While Linux is being “fiddled with” on the desktop in just about every large Australian organisation, its impact on sales of Microsoft software are minimal, according to new research. Market research firm S2 Intelligence has conducted a study of more than 70 large organisations and found that the vast majority (78.6 per cent) have no Linux software in production on the desktop. Only 2.9 per cent of surveyed companies had more than 50 desktop machines running Linux, but these were generally for specialised implementations. “To be honest I was expecting even less,” S2 managing director, Bruce McCabe, said. “There are pockets of Linux on the desktop out there, but very few are in production.” On the desktop, only the propellerheads were using Linux, McCabe said. “There is somebody fiddling with Linux on the desktop in every large Australian company,” he said. “It’s unlikely that it would be declared or even known about, but it is out there. But there is a big difference between trialling software and putting it into production.” McCabe said that if you are out looking for Linux on the desktop, the first place you should look is academia and research. S2 found a similar trend when asking large Australian companies about the alternative to Microsoft’s Office productivity software, Sun Microsystems’ StarOffice.

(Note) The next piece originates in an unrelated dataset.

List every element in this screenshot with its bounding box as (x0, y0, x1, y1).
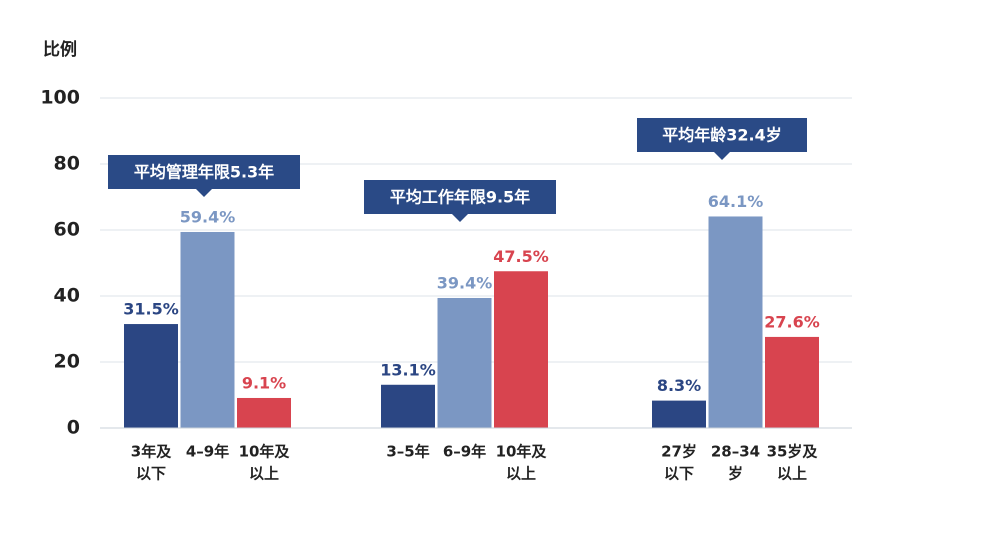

Negotiating lever “Scott McNealy tells us there are 130 sites in Australia either deploying or testing StarOffice,” he said. “I would very much like to see the split between deploying and production.” Asked what factor would tip those that deploy into considering production roll-outs, McCabe said he “could not see it happening”. “There are so many factors working against it,” he said. “Microsoft Office is entrenched — there is a huge amount of investment companies have made in training and methodology, in macros and integration around it. Everyone keeps forgeting these things and talking about the cost of the software.” McCabe suggested that organisations were only running pilot programs for Linux and StarOffice in order to negotiate a better deal with Microsoft. Two of the three most cited reasons for deploying these alternative technologies in the S2 survey were “reduced dependency on Microsoft” and “Negotiation leverage with Microsoft.” “People are using it as a negotiating lever,” McCabe said. “They are not being driven by some more meaningful technical factor — they are not using it because it is superior software for that application, not like on the server where it might be.” McCabe was not convinced that Sun Microsystems’ plans to bundle various open-source software applications together for a complete desktop solution (such as the MadHatter Project) would have any impact on Microsoft sales. “I estimate it will have zero impact for at least 18-24 months,” he said.